French president Nicolas Sarkozy seems to understand the warning signs as well. In his campaign last year, he vowed change. Undoubtedly the violence in Muslim slum areas outside of Paris that rocked the country in 2005, only to be repeated in 2006, was a factor in this.
So too was the appeasement policy French police followed in deciding not to go into such areas out of fear it would trigger more violence. But upon winning the election, Sarkozy did what the Danes had, imposing stricter law enforcement and immigration policies. Recognizing historically silent majorities have served as enablers empowering the rise of tyrants and demagogues, Sarkozy has made clear Paris will not tolerate intolerance.
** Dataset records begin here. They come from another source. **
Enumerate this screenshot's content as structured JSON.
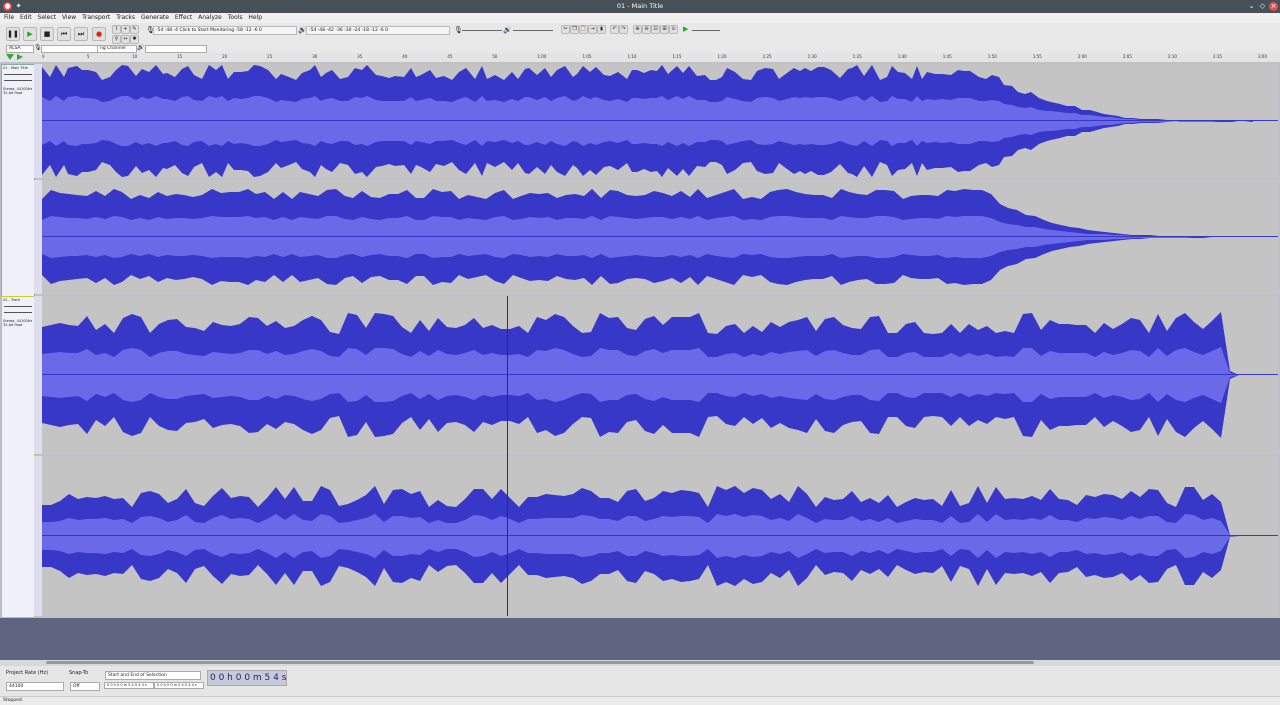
{
  "window": {
    "title": "01 - Main Title"
  },
  "menu": [
    "File",
    "Edit",
    "Select",
    "View",
    "Transport",
    "Tracks",
    "Generate",
    "Effect",
    "Analyze",
    "Tools",
    "Help"
  ],
  "toolbar": {
    "pause_icon": "❚❚",
    "play_icon": "▶",
    "stop_icon": "■",
    "skip_start_icon": "⏮",
    "skip_end_icon": "⏭",
    "record_icon": "●",
    "monitor_text": "Click to Start Monitoring",
    "rec_meter_ticks": "-54  -48  -4",
    "rec_meter_ticks2": "8  -12  -6  0",
    "play_meter_ticks": "-54  -48  -42  -36  -30  -24  -18  -12  -6  0"
  },
  "device": {
    "host": "ALSA",
    "channels": "ng Channel"
  },
  "ruler": {
    "ticks": [
      "0",
      "5",
      "10",
      "15",
      "20",
      "25",
      "30",
      "35",
      "40",
      "45",
      "50",
      "1:00",
      "1:05",
      "1:10",
      "1:15",
      "1:20",
      "1:25",
      "1:30",
      "1:35",
      "1:40",
      "1:45",
      "1:50",
      "1:55",
      "2:00",
      "2:05",
      "2:10",
      "2:15",
      "3:00"
    ]
  },
  "tracks": [
    {
      "name": "01 - Main Title",
      "info": "Stereo, 44100Hz\n32-bit float"
    },
    {
      "name": "02 - Track",
      "info": "Stereo, 44100Hz\n32-bit float"
    }
  ],
  "selection": {
    "project_rate_label": "Project Rate (Hz)",
    "project_rate": "44100",
    "snap_label": "Snap-To",
    "snap_value": "Off",
    "sel_mode": "Start and End of Selection",
    "start": "0 0 h 0 0 m 5 4.5 4 4 s",
    "end": "0 0 h 0 0 m 5 4.5 4 4 s",
    "time": "0 0 h 0 0 m 5 4 s"
  },
  "status": "Stopped."
}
Just this month he stated he would refuse to shake hands with those who refuse to recognize Israel, putting them on notice he plans to attend Israel’s 60th anniversary celebrations in May. He has made it clear too the West cannot simply stand idly by as Iran develops nuclear technology seeking to create its own caliphate-like world order.
As flood waters on a river start to rise, those most concerned about taking action against the overflow, becoming the first to start filling sandbags to build a protective wall, are, obviously, those nearest the water’s edge. Oftentimes those further away, eventually impacted, are those who chose either to ignore the danger as it mounted or prepared a less-than-adequate defensive wall. Some European leaders now understand democracy has allowed a river of Islamic extremism to run through it.
Standing on the banks of this river, they have started to build a protective wall against the overflow. Meanwhile, here in the US, many of our leaders fail even to see a need to start filling sandbags -- let alone acknowledge the river is rising. Change is not always for the better. It is important our presidential candidates be able to understand the difference.